After countless hours of watching every single “Star Wars” movie ever made, I almost am inclined to say “The LEGO Star Wars Holiday Special” is the most entertaining one.
Disney’s LEGO artistry is of course incredible as characters embrace their swiveling hair and pincer grip hands, but it’s the writing that makes the film stand out. Making fun of the concept, the never-ending saga of “Star Wars,” and the evil, good or strange characters’ personalities, writer David Shayne incorporates every character and confusing story line ever told and brings it to life in this time-travel saga.
We begin this holiday rendition, narrated in classic syntactic style by Yoda, with Rey (Helen Sadler voice) struggling with her inabilities to teach Finn how to be a Jedi. Questioning her own credibility, she ventures off to find answers. Accompanied by BB8, Rey discovers a time travel key in a mysterious temple that unlocks the doors to see and meet the greats of “Star Wars” past. From young Anakin Skywalker and Han Solo to Darth Vader (Matt Sloan voice) himself and even baby Yoda, Rey interacts with and learns valuable lessons along the way. But one past version of Darth Vader sneaks back to the future with Rey and begins to wreak havoc. Now, young Rey must set things back in order and get back to the present in time to celebrate the infamous Life Day.

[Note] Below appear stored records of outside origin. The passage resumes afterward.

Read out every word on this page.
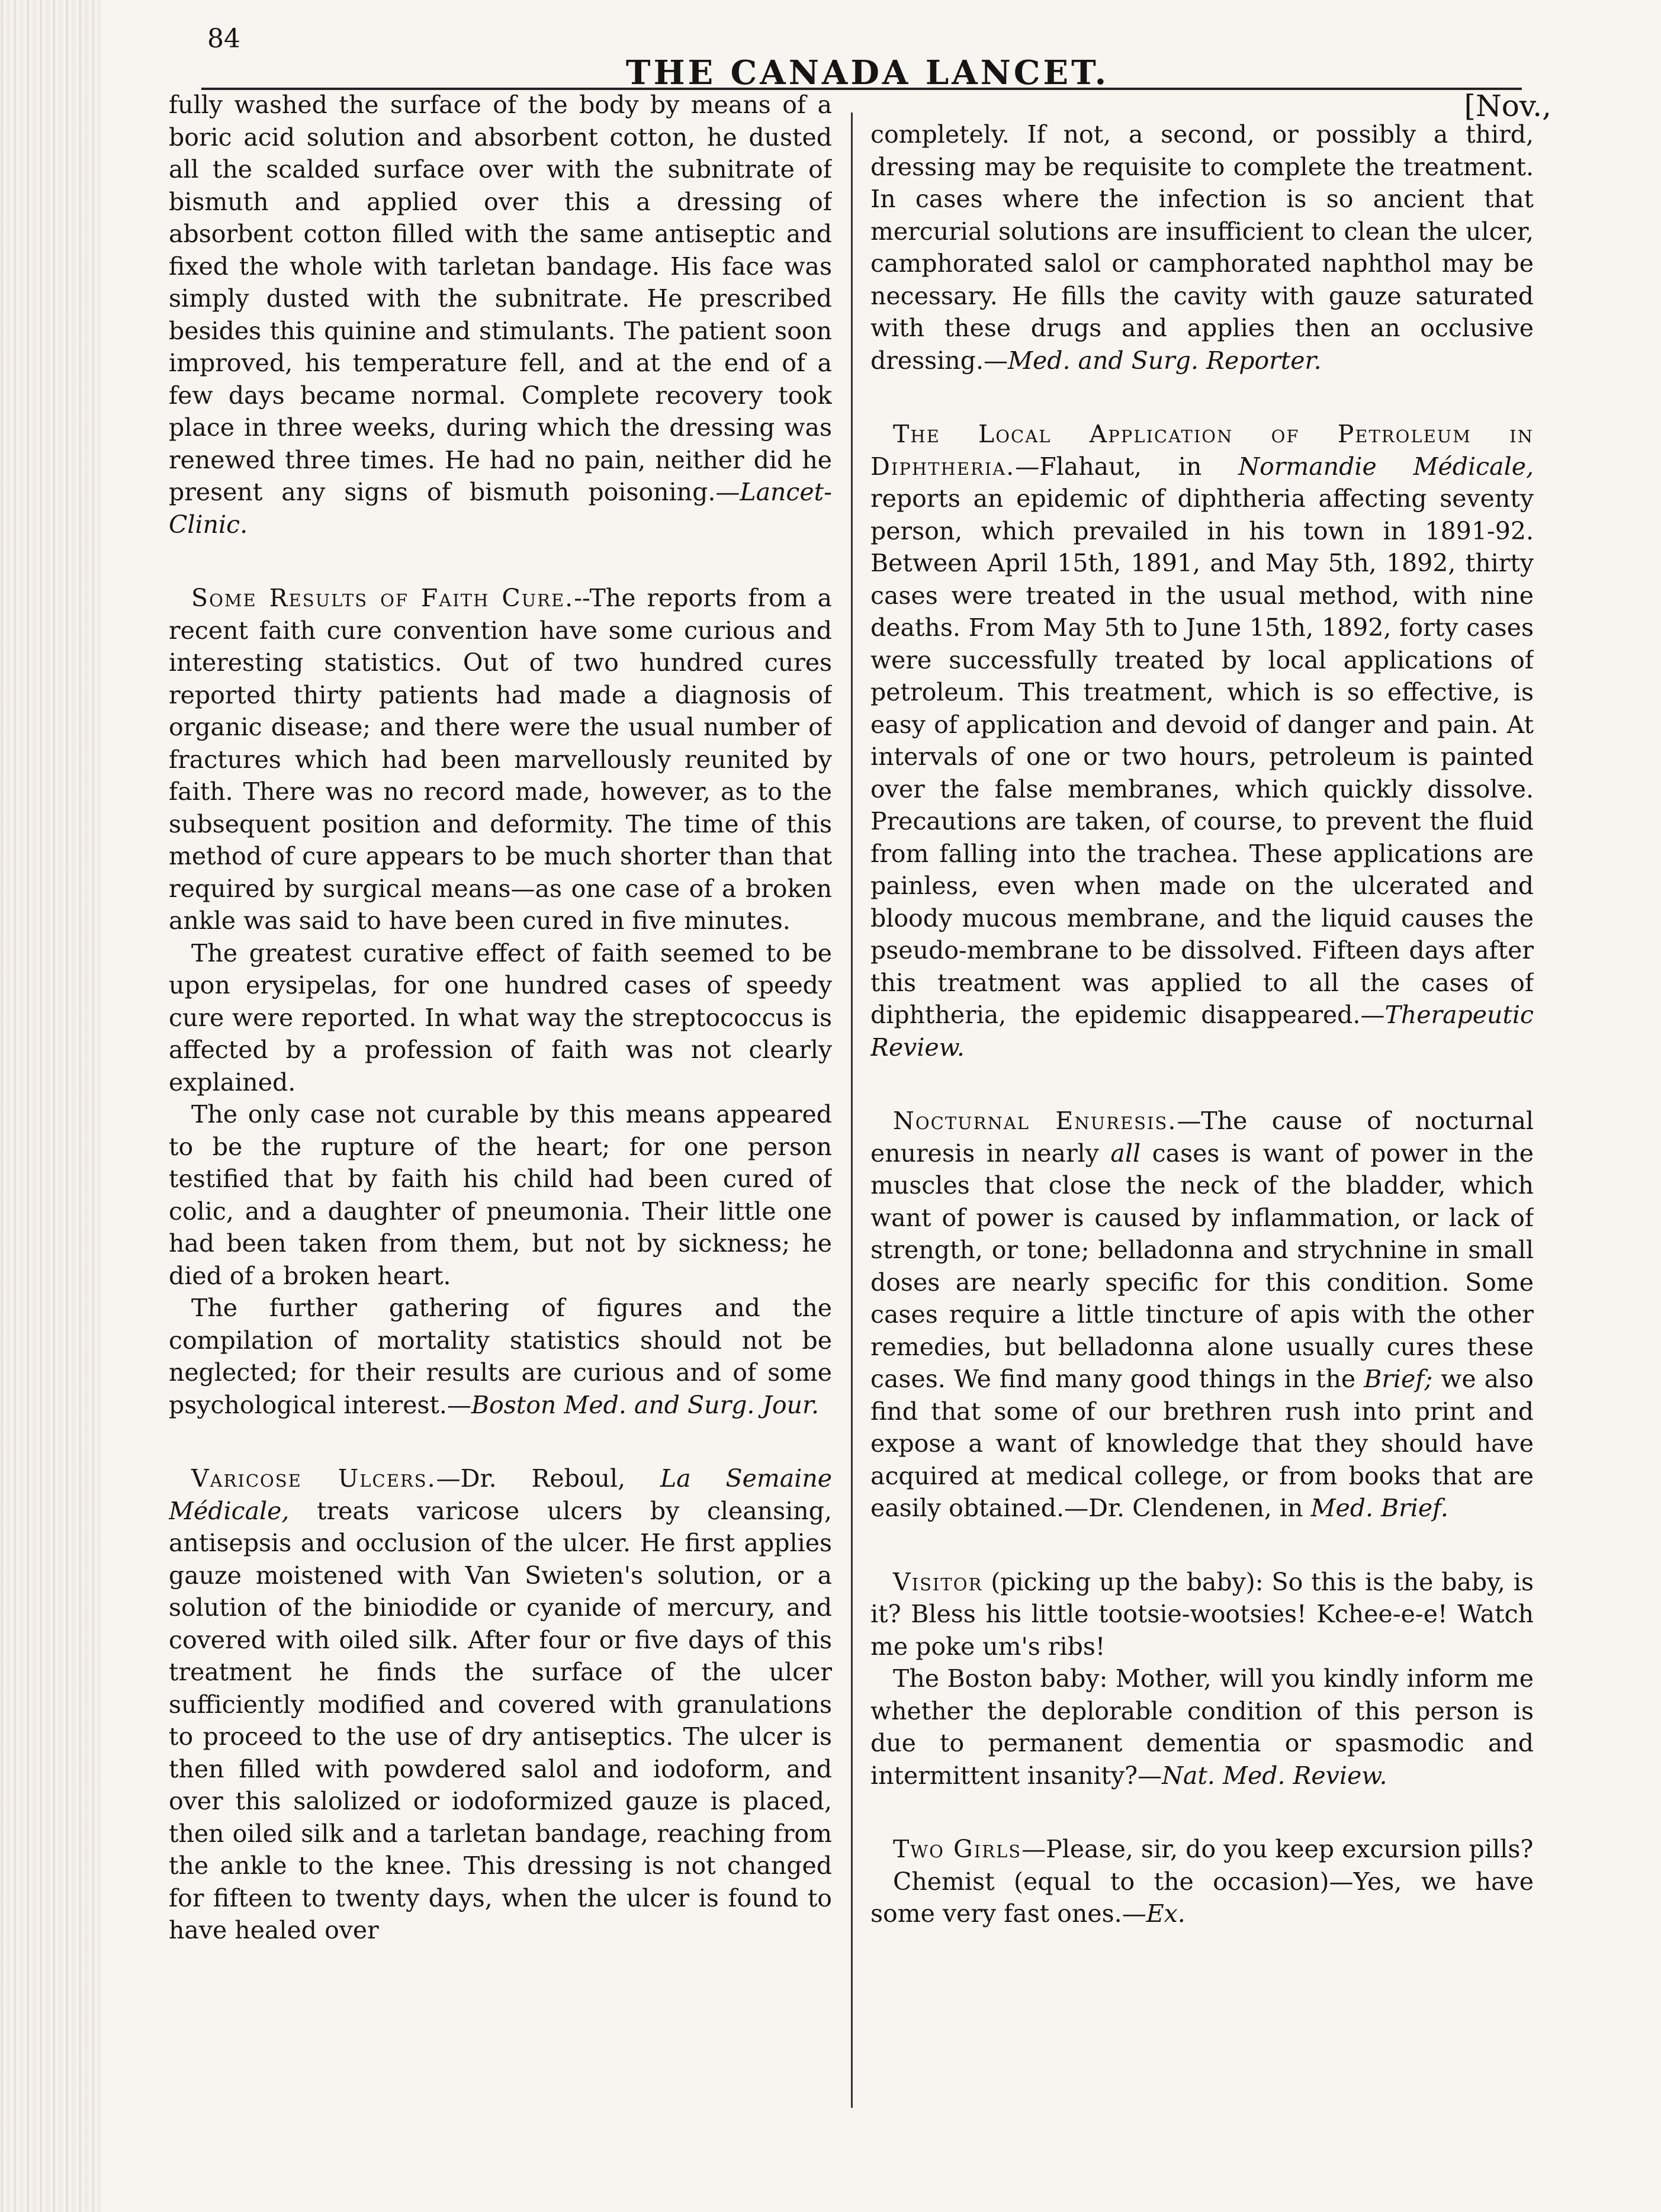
84
THE CANADA LANCET.
[Nov.,

fully washed the surface of the body by means of a boric acid solution and absorbent cotton, he dusted all the scalded surface over with the subnitrate of bismuth and applied over this a dressing of absorbent cotton filled with the same antiseptic and fixed the whole with tarletan bandage. His face was simply dusted with the subnitrate. He prescribed besides this quinine and stimulants. The patient soon improved, his temperature fell, and at the end of a few days became normal. Complete recovery took place in three weeks, during which the dressing was renewed three times. He had no pain, neither did he present any signs of bismuth poisoning.—Lancet-Clinic.

Some Results of Faith Cure.--The reports from a recent faith cure convention have some curious and interesting statistics. Out of two hundred cures reported thirty patients had made a diagnosis of organic disease; and there were the usual number of fractures which had been marvellously reunited by faith. There was no record made, however, as to the subsequent position and deformity. The time of this method of cure appears to be much shorter than that required by surgical means—as one case of a broken ankle was said to have been cured in five minutes.

The greatest curative effect of faith seemed to be upon erysipelas, for one hundred cases of speedy cure were reported. In what way the streptococcus is affected by a profession of faith was not clearly explained.

The only case not curable by this means appeared to be the rupture of the heart; for one person testified that by faith his child had been cured of colic, and a daughter of pneumonia. Their little one had been taken from them, but not by sickness; he died of a broken heart.

The further gathering of figures and the compilation of mortality statistics should not be neglected; for their results are curious and of some psychological interest.—Boston Med. and Surg. Jour.

Varicose Ulcers.—Dr. Reboul, La Semaine Médicale, treats varicose ulcers by cleansing, antisepsis and occlusion of the ulcer. He first applies gauze moistened with Van Swieten's solution, or a solution of the biniodide or cyanide of mercury, and covered with oiled silk. After four or five days of this treatment he finds the surface of the ulcer sufficiently modified and covered with granulations to proceed to the use of dry antiseptics. The ulcer is then filled with powdered salol and iodoform, and over this salolized or iodoformized gauze is placed, then oiled silk and a tarletan bandage, reaching from the ankle to the knee. This dressing is not changed for fifteen to twenty days, when the ulcer is found to have healed over

completely. If not, a second, or possibly a third, dressing may be requisite to complete the treatment. In cases where the infection is so ancient that mercurial solutions are insufficient to clean the ulcer, camphorated salol or camphorated naphthol may be necessary. He fills the cavity with gauze saturated with these drugs and applies then an occlusive dressing.—Med. and Surg. Reporter.

The Local Application of Petroleum in Diphtheria.—Flahaut, in Normandie Médicale, reports an epidemic of diphtheria affecting seventy person, which prevailed in his town in 1891-92. Between April 15th, 1891, and May 5th, 1892, thirty cases were treated in the usual method, with nine deaths. From May 5th to June 15th, 1892, forty cases were successfully treated by local applications of petroleum. This treatment, which is so effective, is easy of application and devoid of danger and pain. At intervals of one or two hours, petroleum is painted over the false membranes, which quickly dissolve. Precautions are taken, of course, to prevent the fluid from falling into the trachea. These applications are painless, even when made on the ulcerated and bloody mucous membrane, and the liquid causes the pseudo-membrane to be dissolved. Fifteen days after this treatment was applied to all the cases of diphtheria, the epidemic disappeared.—Therapeutic Review.

Nocturnal Enuresis.—The cause of nocturnal enuresis in nearly all cases is want of power in the muscles that close the neck of the bladder, which want of power is caused by inflammation, or lack of strength, or tone; belladonna and strychnine in small doses are nearly specific for this condition. Some cases require a little tincture of apis with the other remedies, but belladonna alone usually cures these cases. We find many good things in the Brief; we also find that some of our brethren rush into print and expose a want of knowledge that they should have acquired at medical college, or from books that are easily obtained.—Dr. Clendenen, in Med. Brief.

Visitor (picking up the baby): So this is the baby, is it? Bless his little tootsie-wootsies! Kchee-e-e! Watch me poke um's ribs!

The Boston baby: Mother, will you kindly inform me whether the deplorable condition of this person is due to permanent dementia or spasmodic and intermittent insanity?—Nat. Med. Review.

Two Girls—Please, sir, do you keep excursion pills?

Chemist (equal to the occasion)—Yes, we have some very fast ones.—Ex.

Writer Shayne capitalizes on the “Star Wars” soap opera-like confusing genealogy of the characters, and crazy as it sounds, he creates a bit more background from these animated plastic characters, especially the relationship between the evil Supreme Leader and Darth Vader. The conversations that ensue shed light on the character’s personalities and why they chose between the dark and the light side. In fact, many of these conversations and parenthetical comments, especially among the Supreme Leader, Darth and Kylo (Matthew Wood voice) are laugh out loud funny. These strange little plastic figures with changeable printed garments come to life with voice overs which conjure the real life actors. They deliver dialogue that is incredibly smart and funny, particularly if you’ve been subjected to the myriad number of hours of “Star Wars” movie viewing.
The action and vivid animation is there to hold younger fans’ attention, even if they don’t quite understand all the “Star Wars” references, but it’s those references and attention to visual detail adults will appreciate. And somehow, Shayne squeezes in or makes a nod to almost every relevant “Star Wars” character or convoluted story line in the short running time of 44 minutes while it creates a captivatingly entertaining story with a complete narrative arc and lesson.